First and foremost, it's the economy, stupid. (Pay attention, Dubyah.) Slow growth means slow earnings growth. I wrote about this
the day before yesterday, but let's spin it out some more.
What you need to know above all is, as
Morgan Stanley Dean Witter global economist Stephen Roach wrote this week, "when does it make sense for investors to ignore the near-term perils and focus on the next upleg of the global business cycle?"
He answers his own question: "I suspect that it may be too early to take such a leap of faith. The near-term outlook for the world economy remains fraught with peril and we are now cutting our [economic growth] numbers for 2001 at a fast and furious pace." Roach expects 3.5% global economic growth next year, which is down 0.7% from his forecast of just two months ago.
Morgan's U.S. economist, Richard Berner, sees anemic real
GDP growth in the world's largest economy too -- 1.3% for the first half of 2001. That is almost half the current economic growth rate.
Roach worries that such an abrupt downward shifting in the economy would strip the gears in a way we have not seen since the "very severe recession of 1981-82. ... There can be no mistake the perils of such an abrupt and sharp slowdown: Negative 'accelerator' effects could well be triggered -- an especially lethal dynamic for business capital spending and inventory decisions. That's the stuff of a cumulative cyclical contraction, which more often than not, culminates in outright recession."
Of course, Roach could be wrong. (He is an economist, after all.) What would it take for us to see an economic rebound? Energy prices must collapse, which would be the functional equivalent of a tax cut. Oil must return to $20-$25 a barrel. Similarly, the Federal Reserve

and other central banks must ease monetary policy. We have seen a consistent tightening pattern worldwide this year by monetary authorities. Those drags on economic growth must reverse.
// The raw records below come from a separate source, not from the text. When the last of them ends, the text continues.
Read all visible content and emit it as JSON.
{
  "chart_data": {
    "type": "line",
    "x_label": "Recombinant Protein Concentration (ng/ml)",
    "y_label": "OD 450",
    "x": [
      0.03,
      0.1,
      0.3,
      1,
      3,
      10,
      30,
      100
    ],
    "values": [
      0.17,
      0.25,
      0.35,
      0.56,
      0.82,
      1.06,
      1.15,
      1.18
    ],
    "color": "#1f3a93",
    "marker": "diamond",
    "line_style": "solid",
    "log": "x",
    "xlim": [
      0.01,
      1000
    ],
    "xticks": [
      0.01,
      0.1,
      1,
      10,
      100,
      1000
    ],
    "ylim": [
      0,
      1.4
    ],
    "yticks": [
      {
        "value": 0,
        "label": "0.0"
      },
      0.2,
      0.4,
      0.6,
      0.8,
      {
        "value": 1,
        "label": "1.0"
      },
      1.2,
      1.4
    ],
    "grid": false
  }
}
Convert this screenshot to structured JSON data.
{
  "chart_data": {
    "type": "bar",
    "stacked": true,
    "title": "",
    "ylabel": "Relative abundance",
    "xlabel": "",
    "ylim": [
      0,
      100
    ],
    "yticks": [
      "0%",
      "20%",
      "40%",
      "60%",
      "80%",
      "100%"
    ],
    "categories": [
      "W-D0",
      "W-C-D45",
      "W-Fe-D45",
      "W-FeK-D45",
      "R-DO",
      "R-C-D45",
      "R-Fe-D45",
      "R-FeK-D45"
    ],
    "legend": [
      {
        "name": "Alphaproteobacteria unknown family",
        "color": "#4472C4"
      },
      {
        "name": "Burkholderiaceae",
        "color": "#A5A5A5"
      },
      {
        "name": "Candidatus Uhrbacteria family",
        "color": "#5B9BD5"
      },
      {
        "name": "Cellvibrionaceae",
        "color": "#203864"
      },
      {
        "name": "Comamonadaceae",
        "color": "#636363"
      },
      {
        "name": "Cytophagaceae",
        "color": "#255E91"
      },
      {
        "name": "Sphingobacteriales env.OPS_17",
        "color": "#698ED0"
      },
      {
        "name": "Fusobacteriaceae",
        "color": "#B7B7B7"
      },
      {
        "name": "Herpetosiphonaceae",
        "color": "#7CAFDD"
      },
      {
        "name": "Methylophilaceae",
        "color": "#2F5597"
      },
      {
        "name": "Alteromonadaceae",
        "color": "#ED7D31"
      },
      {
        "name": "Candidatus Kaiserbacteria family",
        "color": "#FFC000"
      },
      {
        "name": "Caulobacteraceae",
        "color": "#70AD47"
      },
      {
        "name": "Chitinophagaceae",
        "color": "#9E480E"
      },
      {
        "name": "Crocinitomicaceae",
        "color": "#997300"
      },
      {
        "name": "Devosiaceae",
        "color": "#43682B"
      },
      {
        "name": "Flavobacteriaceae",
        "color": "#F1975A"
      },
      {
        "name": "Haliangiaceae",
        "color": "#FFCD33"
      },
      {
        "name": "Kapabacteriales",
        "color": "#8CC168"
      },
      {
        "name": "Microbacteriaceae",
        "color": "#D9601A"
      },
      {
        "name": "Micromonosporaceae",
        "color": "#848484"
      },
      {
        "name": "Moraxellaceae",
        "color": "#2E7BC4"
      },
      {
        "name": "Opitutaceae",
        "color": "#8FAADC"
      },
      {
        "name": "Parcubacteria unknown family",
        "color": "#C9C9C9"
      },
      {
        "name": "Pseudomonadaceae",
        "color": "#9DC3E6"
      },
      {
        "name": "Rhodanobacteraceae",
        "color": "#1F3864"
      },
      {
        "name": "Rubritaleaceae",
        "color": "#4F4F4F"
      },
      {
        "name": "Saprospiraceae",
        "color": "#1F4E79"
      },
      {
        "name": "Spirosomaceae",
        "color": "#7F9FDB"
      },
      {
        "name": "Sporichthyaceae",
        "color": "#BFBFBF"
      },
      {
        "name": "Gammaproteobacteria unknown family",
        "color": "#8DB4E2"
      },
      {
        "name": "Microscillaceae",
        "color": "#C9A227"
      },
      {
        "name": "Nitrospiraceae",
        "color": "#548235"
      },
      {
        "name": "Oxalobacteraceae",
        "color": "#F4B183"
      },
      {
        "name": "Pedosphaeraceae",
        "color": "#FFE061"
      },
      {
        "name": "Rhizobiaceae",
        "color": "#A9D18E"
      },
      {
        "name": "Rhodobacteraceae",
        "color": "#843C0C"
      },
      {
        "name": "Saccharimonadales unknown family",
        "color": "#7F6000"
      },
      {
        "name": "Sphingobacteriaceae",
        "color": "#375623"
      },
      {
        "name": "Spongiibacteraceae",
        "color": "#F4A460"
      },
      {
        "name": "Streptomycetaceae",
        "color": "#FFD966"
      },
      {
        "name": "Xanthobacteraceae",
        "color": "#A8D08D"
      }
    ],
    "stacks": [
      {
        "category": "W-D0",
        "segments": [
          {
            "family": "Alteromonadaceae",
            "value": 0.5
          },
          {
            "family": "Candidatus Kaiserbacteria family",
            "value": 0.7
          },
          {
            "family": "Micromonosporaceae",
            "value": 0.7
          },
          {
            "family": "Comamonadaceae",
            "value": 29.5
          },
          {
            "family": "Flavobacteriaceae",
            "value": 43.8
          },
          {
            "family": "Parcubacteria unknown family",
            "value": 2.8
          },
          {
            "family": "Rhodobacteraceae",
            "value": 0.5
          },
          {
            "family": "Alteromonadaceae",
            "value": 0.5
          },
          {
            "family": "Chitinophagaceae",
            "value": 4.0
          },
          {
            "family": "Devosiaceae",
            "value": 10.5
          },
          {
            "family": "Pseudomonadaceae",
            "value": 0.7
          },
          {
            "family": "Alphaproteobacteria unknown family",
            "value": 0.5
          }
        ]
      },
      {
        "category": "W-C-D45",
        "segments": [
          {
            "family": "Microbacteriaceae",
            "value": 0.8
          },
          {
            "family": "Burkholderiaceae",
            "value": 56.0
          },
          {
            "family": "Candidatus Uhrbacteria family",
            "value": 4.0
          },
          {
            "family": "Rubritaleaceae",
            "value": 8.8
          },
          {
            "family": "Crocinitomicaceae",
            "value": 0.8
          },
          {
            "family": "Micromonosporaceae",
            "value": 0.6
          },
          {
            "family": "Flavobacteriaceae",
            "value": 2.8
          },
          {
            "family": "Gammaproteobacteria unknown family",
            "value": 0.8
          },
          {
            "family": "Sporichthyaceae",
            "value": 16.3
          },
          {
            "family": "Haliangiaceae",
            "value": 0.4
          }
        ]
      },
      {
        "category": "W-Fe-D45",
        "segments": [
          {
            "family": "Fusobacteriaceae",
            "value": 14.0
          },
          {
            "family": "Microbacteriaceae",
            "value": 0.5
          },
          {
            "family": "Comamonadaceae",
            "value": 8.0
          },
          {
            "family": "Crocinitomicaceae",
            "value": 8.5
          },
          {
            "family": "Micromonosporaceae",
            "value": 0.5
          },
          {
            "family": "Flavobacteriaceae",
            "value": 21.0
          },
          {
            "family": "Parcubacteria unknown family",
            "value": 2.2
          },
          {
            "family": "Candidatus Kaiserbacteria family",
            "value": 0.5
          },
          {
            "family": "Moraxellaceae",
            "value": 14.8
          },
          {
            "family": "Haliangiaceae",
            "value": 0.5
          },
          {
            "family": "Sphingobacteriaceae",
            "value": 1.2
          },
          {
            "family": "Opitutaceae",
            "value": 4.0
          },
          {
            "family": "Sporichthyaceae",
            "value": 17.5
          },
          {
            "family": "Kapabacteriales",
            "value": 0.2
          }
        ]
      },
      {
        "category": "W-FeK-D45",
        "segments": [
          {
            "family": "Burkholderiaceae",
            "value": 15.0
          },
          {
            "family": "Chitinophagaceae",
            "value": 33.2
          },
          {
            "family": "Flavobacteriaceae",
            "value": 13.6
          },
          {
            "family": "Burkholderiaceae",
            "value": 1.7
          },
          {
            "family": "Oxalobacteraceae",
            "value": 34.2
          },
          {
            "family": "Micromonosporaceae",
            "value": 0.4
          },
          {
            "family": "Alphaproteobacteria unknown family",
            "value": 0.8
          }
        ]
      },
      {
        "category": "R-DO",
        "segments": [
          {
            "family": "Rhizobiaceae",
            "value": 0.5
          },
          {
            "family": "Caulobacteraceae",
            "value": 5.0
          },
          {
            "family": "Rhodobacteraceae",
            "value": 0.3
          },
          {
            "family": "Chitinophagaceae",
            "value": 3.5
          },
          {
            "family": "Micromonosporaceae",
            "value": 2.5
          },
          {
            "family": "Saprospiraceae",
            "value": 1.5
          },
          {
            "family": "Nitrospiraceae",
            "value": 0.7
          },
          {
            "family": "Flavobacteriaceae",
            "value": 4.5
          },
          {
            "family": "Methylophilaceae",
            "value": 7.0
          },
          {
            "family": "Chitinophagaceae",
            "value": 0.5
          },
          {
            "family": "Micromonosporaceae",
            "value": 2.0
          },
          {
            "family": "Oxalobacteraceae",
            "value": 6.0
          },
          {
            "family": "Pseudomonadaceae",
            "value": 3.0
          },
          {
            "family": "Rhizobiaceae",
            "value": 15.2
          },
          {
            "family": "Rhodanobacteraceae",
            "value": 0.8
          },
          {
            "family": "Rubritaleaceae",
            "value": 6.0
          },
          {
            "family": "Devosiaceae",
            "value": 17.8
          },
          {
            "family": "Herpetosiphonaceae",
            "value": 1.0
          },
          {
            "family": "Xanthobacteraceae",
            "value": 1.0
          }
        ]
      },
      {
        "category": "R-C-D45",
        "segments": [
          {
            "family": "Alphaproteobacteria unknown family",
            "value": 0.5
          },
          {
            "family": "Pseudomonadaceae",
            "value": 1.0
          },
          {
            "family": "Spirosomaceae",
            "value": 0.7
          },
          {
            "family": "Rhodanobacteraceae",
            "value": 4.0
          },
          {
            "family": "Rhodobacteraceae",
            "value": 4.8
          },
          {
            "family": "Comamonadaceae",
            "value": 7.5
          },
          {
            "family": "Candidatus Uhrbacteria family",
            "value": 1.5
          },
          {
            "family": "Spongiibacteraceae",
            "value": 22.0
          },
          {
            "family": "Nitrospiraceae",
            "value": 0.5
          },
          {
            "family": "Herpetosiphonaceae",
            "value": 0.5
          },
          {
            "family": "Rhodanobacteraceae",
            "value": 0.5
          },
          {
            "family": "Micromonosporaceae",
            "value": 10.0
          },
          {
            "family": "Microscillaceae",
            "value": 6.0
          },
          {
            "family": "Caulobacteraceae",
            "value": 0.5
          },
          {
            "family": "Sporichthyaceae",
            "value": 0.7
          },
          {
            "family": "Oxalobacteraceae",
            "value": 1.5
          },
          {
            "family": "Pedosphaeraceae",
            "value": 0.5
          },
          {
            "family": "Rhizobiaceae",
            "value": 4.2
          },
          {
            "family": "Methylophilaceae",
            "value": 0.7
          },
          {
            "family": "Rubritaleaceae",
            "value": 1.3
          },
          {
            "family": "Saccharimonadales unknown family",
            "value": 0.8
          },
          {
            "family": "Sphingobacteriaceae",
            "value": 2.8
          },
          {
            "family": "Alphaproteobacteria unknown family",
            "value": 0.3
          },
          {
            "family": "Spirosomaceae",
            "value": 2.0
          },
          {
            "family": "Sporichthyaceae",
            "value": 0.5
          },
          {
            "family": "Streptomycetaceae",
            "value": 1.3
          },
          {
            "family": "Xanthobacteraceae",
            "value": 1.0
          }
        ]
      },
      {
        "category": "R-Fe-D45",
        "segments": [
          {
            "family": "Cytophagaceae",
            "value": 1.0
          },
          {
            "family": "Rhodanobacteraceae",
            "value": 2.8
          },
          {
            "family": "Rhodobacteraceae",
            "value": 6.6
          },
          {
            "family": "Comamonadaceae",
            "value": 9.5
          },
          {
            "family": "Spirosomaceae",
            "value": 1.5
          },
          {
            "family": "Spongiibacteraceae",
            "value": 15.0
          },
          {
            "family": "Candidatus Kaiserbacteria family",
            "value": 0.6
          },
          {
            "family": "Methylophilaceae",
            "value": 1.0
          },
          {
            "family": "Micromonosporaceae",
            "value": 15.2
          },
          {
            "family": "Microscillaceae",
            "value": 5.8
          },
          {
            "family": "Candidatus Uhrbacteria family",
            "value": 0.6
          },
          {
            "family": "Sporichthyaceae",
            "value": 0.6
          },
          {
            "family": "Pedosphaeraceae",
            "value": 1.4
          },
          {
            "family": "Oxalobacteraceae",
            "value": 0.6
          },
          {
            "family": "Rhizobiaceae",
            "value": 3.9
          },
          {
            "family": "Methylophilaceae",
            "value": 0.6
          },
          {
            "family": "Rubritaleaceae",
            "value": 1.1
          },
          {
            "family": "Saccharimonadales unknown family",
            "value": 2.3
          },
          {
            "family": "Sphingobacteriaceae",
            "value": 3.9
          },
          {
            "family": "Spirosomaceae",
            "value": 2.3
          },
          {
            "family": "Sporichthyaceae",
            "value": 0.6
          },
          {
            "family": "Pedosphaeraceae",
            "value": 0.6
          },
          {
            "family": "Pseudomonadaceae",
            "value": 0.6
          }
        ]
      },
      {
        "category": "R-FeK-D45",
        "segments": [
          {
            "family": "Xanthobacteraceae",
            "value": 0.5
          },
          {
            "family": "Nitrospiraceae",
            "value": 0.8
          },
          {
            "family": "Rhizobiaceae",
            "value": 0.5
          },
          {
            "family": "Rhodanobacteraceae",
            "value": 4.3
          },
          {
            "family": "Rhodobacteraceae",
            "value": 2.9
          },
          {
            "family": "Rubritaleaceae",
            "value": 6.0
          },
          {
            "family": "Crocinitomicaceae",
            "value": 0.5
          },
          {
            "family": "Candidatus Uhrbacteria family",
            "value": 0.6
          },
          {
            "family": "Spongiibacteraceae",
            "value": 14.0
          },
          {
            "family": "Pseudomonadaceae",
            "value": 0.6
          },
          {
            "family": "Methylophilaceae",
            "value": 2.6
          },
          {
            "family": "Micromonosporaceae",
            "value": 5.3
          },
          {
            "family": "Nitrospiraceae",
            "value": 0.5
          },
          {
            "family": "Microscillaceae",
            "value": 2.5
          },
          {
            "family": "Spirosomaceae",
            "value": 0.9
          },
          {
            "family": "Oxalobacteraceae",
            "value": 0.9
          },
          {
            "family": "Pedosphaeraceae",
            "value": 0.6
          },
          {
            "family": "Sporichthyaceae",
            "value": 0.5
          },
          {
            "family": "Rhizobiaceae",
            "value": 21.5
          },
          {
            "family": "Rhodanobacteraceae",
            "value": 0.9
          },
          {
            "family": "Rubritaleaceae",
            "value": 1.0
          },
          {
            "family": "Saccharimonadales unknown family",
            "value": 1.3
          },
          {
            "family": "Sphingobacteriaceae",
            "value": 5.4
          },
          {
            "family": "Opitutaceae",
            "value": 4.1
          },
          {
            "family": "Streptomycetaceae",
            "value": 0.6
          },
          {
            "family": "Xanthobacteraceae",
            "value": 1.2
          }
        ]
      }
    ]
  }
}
Even assuming we see lower oil and lower short-term interest rates, when will we know if they have done the trick? When will we have some good guess that we've avoided global recession? That's the problem facing investors. It's a tough call.
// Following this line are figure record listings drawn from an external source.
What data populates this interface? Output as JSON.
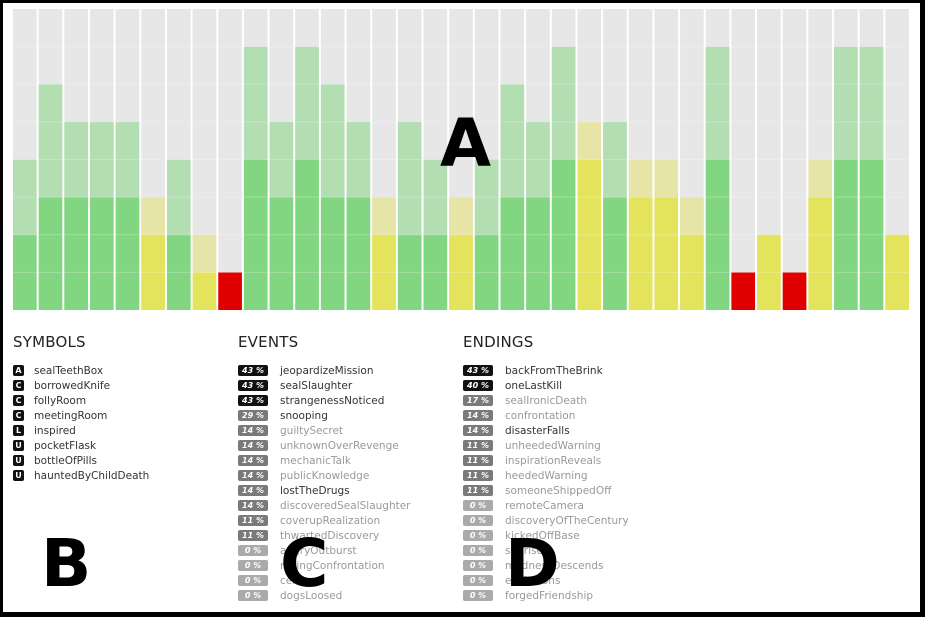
{
  "chart_data": {
    "type": "bar",
    "description_note": "",
    "ymax": 8,
    "colors": {
      "green": "#82d682",
      "green_light": "#b2deb2",
      "yellow": "#e4e45c",
      "yellow_light": "#e6e4a6",
      "red": "#e00000",
      "empty": "#e7e7e7",
      "gridline": "#ffffff"
    },
    "bars": [
      {
        "color": "green",
        "solid": 2,
        "light": 2
      },
      {
        "color": "green",
        "solid": 3,
        "light": 3
      },
      {
        "color": "green",
        "solid": 3,
        "light": 2
      },
      {
        "color": "green",
        "solid": 3,
        "light": 2
      },
      {
        "color": "green",
        "solid": 3,
        "light": 2
      },
      {
        "color": "yellow",
        "solid": 2,
        "light": 1
      },
      {
        "color": "green",
        "solid": 2,
        "light": 2
      },
      {
        "color": "yellow",
        "solid": 1,
        "light": 1
      },
      {
        "color": "red",
        "solid": 1,
        "light": 0
      },
      {
        "color": "green",
        "solid": 4,
        "light": 3
      },
      {
        "color": "green",
        "solid": 3,
        "light": 2
      },
      {
        "color": "green",
        "solid": 4,
        "light": 3
      },
      {
        "color": "green",
        "solid": 3,
        "light": 3
      },
      {
        "color": "green",
        "solid": 3,
        "light": 2
      },
      {
        "color": "yellow",
        "solid": 2,
        "light": 1
      },
      {
        "color": "green",
        "solid": 2,
        "light": 3
      },
      {
        "color": "green",
        "solid": 2,
        "light": 2
      },
      {
        "color": "yellow",
        "solid": 2,
        "light": 1
      },
      {
        "color": "green",
        "solid": 2,
        "light": 2
      },
      {
        "color": "green",
        "solid": 3,
        "light": 3
      },
      {
        "color": "green",
        "solid": 3,
        "light": 2
      },
      {
        "color": "green",
        "solid": 4,
        "light": 3
      },
      {
        "color": "yellow",
        "solid": 4,
        "light": 1
      },
      {
        "color": "green",
        "solid": 3,
        "light": 2
      },
      {
        "color": "yellow",
        "solid": 3,
        "light": 1
      },
      {
        "color": "yellow",
        "solid": 3,
        "light": 1
      },
      {
        "color": "yellow",
        "solid": 2,
        "light": 1
      },
      {
        "color": "green",
        "solid": 4,
        "light": 3
      },
      {
        "color": "red",
        "solid": 1,
        "light": 0
      },
      {
        "color": "yellow",
        "solid": 2,
        "light": 0
      },
      {
        "color": "red",
        "solid": 1,
        "light": 0
      },
      {
        "color": "yellow",
        "solid": 3,
        "light": 1
      },
      {
        "color": "green",
        "solid": 4,
        "light": 3
      },
      {
        "color": "green",
        "solid": 4,
        "light": 3
      },
      {
        "color": "yellow",
        "solid": 2,
        "light": 0
      }
    ]
  },
  "overlay_labels": {
    "a": "A",
    "b": "B",
    "c": "C",
    "d": "D"
  },
  "symbols": {
    "heading": "SYMBOLS",
    "items": [
      {
        "badge": "A",
        "label": "sealTeethBox"
      },
      {
        "badge": "C",
        "label": "borrowedKnife"
      },
      {
        "badge": "C",
        "label": "follyRoom"
      },
      {
        "badge": "C",
        "label": "meetingRoom"
      },
      {
        "badge": "L",
        "label": "inspired"
      },
      {
        "badge": "U",
        "label": "pocketFlask"
      },
      {
        "badge": "U",
        "label": "bottleOfPills"
      },
      {
        "badge": "U",
        "label": "hauntedByChildDeath"
      }
    ]
  },
  "events": {
    "heading": "EVENTS",
    "items": [
      {
        "pct": "43 %",
        "label": "jeopardizeMission",
        "tone": "dark",
        "dim": false
      },
      {
        "pct": "43 %",
        "label": "sealSlaughter",
        "tone": "dark",
        "dim": false
      },
      {
        "pct": "43 %",
        "label": "strangenessNoticed",
        "tone": "dark",
        "dim": false
      },
      {
        "pct": "29 %",
        "label": "snooping",
        "tone": "mid",
        "dim": false
      },
      {
        "pct": "14 %",
        "label": "guiltySecret",
        "tone": "mid",
        "dim": true
      },
      {
        "pct": "14 %",
        "label": "unknownOverRevenge",
        "tone": "mid",
        "dim": true
      },
      {
        "pct": "14 %",
        "label": "mechanicTalk",
        "tone": "mid",
        "dim": true
      },
      {
        "pct": "14 %",
        "label": "publicKnowledge",
        "tone": "mid",
        "dim": true
      },
      {
        "pct": "14 %",
        "label": "lostTheDrugs",
        "tone": "mid",
        "dim": false
      },
      {
        "pct": "14 %",
        "label": "discoveredSealSlaughter",
        "tone": "mid",
        "dim": true
      },
      {
        "pct": "11 %",
        "label": "coverupRealization",
        "tone": "mid",
        "dim": true
      },
      {
        "pct": "11 %",
        "label": "thwartedDiscovery",
        "tone": "mid",
        "dim": true
      },
      {
        "pct": "0 %",
        "label": "angryOutburst",
        "tone": "light",
        "dim": true
      },
      {
        "pct": "0 %",
        "label": "rollingConfrontation",
        "tone": "light",
        "dim": true
      },
      {
        "pct": "0 %",
        "label": "ceiling",
        "tone": "light",
        "dim": true
      },
      {
        "pct": "0 %",
        "label": "dogsLoosed",
        "tone": "light",
        "dim": true
      }
    ]
  },
  "endings": {
    "heading": "ENDINGS",
    "items": [
      {
        "pct": "43 %",
        "label": "backFromTheBrink",
        "tone": "dark",
        "dim": false
      },
      {
        "pct": "40 %",
        "label": "oneLastKill",
        "tone": "dark",
        "dim": false
      },
      {
        "pct": "17 %",
        "label": "sealIronicDeath",
        "tone": "mid",
        "dim": true
      },
      {
        "pct": "14 %",
        "label": "confrontation",
        "tone": "mid",
        "dim": true
      },
      {
        "pct": "14 %",
        "label": "disasterFalls",
        "tone": "mid",
        "dim": false
      },
      {
        "pct": "11 %",
        "label": "unheededWarning",
        "tone": "mid",
        "dim": true
      },
      {
        "pct": "11 %",
        "label": "inspirationReveals",
        "tone": "mid",
        "dim": true
      },
      {
        "pct": "11 %",
        "label": "heededWarning",
        "tone": "mid",
        "dim": true
      },
      {
        "pct": "11 %",
        "label": "someoneShippedOff",
        "tone": "mid",
        "dim": true
      },
      {
        "pct": "0 %",
        "label": "remoteCamera",
        "tone": "light",
        "dim": true
      },
      {
        "pct": "0 %",
        "label": "discoveryOfTheCentury",
        "tone": "light",
        "dim": true
      },
      {
        "pct": "0 %",
        "label": "kickedOffBase",
        "tone": "light",
        "dim": true
      },
      {
        "pct": "0 %",
        "label": "sunrise",
        "tone": "light",
        "dim": true
      },
      {
        "pct": "0 %",
        "label": "madnessDescends",
        "tone": "light",
        "dim": true
      },
      {
        "pct": "0 %",
        "label": "explosions",
        "tone": "light",
        "dim": true
      },
      {
        "pct": "0 %",
        "label": "forgedFriendship",
        "tone": "light",
        "dim": true
      }
    ]
  }
}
Roach is pretty pessimistic. He thinks that the risks to his current economic forecast "are very much on the downside. And that could well be the bottom line for world financial markets: While asset prices may now be discounting a soft landing, our quantitative strategist Joe Mezrich's analysis suggests that they have yet to come to grips with the full ramifications of a hard landing. Until that realization hits home, I suspect that any rebound play in the financial markets could prove premature."
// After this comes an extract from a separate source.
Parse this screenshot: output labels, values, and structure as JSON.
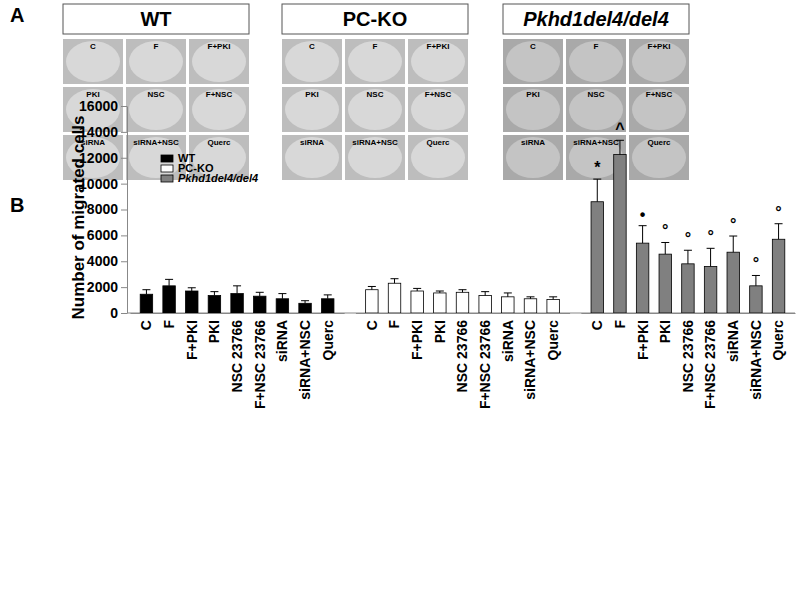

Come on, It's Not That Bad!
For a rosier view, listen to
Goldman Sachs' strategist Abby Joseph Cohen. She is obviously hearing it from her firm's big money clients who want to know when this market is really going to ramp up big time.
"Many investors are still waiting for catalysts that would move share prices higher. We expect these to include a greater comfort that the economy will continue to grow, but at a more moderate pace. We believe that less exuberant economic activity is consistent with a longer-lasting cycle, given the milder effects on inflation and the extra leeway it provides the Federal Reserve [to lower interest rates]," writes Cohen.
What is Cohen banking on? That energy prices will peak in "the coming weeks" and then move lower. She also assumes that the global economy outside the U.S. will chug along despite the slowdown in America. And third, that President-elect
George W. Bush and the
Congress will cut taxes and/or increase spending if need be.
So there you have it. If you agree with Cohen, plunge on in. If you agree more with Roach, don't.
If Cohen is right, you'll have time to get in on the rally because it will last. If she's wrong, then you survive to fight another day.